Booth and her collaborators also studied how theories of human-concept learning could improve the explanations that seek to help people build trust in unfamiliar, new robots.
“In explainability, we have a really big problem of confirmation bias. There are not usually standards around what an explanation is and how a person should use it. As researchers, we often design an explanation method, it looks good to us, and we ship it,” she says.
Instead, they suggest that researchers use theories from human concept learning to think about how people will use explanations, which are often generated by robots to clearly communicate the policies they use to make decisions.

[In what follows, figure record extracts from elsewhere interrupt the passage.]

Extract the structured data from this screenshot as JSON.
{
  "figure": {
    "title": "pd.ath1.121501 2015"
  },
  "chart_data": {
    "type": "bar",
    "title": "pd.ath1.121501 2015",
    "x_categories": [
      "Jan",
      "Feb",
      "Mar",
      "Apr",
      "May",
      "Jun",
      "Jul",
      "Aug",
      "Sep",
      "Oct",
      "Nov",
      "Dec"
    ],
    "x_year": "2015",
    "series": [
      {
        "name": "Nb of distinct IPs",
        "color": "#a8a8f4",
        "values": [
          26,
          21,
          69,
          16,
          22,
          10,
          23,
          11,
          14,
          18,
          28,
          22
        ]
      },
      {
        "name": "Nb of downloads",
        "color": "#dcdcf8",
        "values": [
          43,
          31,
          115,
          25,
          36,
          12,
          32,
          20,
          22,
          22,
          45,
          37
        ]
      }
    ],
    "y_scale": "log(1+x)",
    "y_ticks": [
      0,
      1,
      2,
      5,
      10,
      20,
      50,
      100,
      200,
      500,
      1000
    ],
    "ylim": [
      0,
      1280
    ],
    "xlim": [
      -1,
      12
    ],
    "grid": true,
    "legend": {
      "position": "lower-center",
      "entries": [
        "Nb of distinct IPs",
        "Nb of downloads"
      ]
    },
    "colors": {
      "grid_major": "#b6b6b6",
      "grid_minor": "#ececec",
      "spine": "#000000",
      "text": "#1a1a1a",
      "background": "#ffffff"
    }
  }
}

By providing a curriculum that helps the user understand what an explanation method means and when to use it, but also where it does not apply, they will develop a stronger understanding of a robot’s behavior, Booth says.
Based on their analysis, they make a number recommendations about how research on human-robot teaching can be improved. For one, they suggest that researchers incorporate analogical transfer theory by guiding people to make appropriate comparisons when they learn to work with a new robot. Providing guidance can ensure that people use fitting analogies so they aren’t surprised or confused by the robot’s actions, Booth says.
They also suggest that including positive and negative examples of robot behavior, and exposing users to how strategic variations of parameters in a robot’s “policy” affect its behavior, eventually across strategically varied environments, can help humans learn better and faster. The robot’s policy is a mathematical function that assigns probabilities to each action the robot can take.
“We’ve been running user studies for years, but we’ve been shooting from the hip in terms of our own intuition as far as what would or would not be helpful to show the human. The next step would be to be more rigorous about grounding this work in theories of human cognition,” Glassman says.
Now that this initial literature review using cognitive science theories is complete, Booth plans to test their recommendations by rebuilding some of the experiments she studied and seeing if the theories actually improve human learning.
This work is supported, in part, by the National Science Foundation.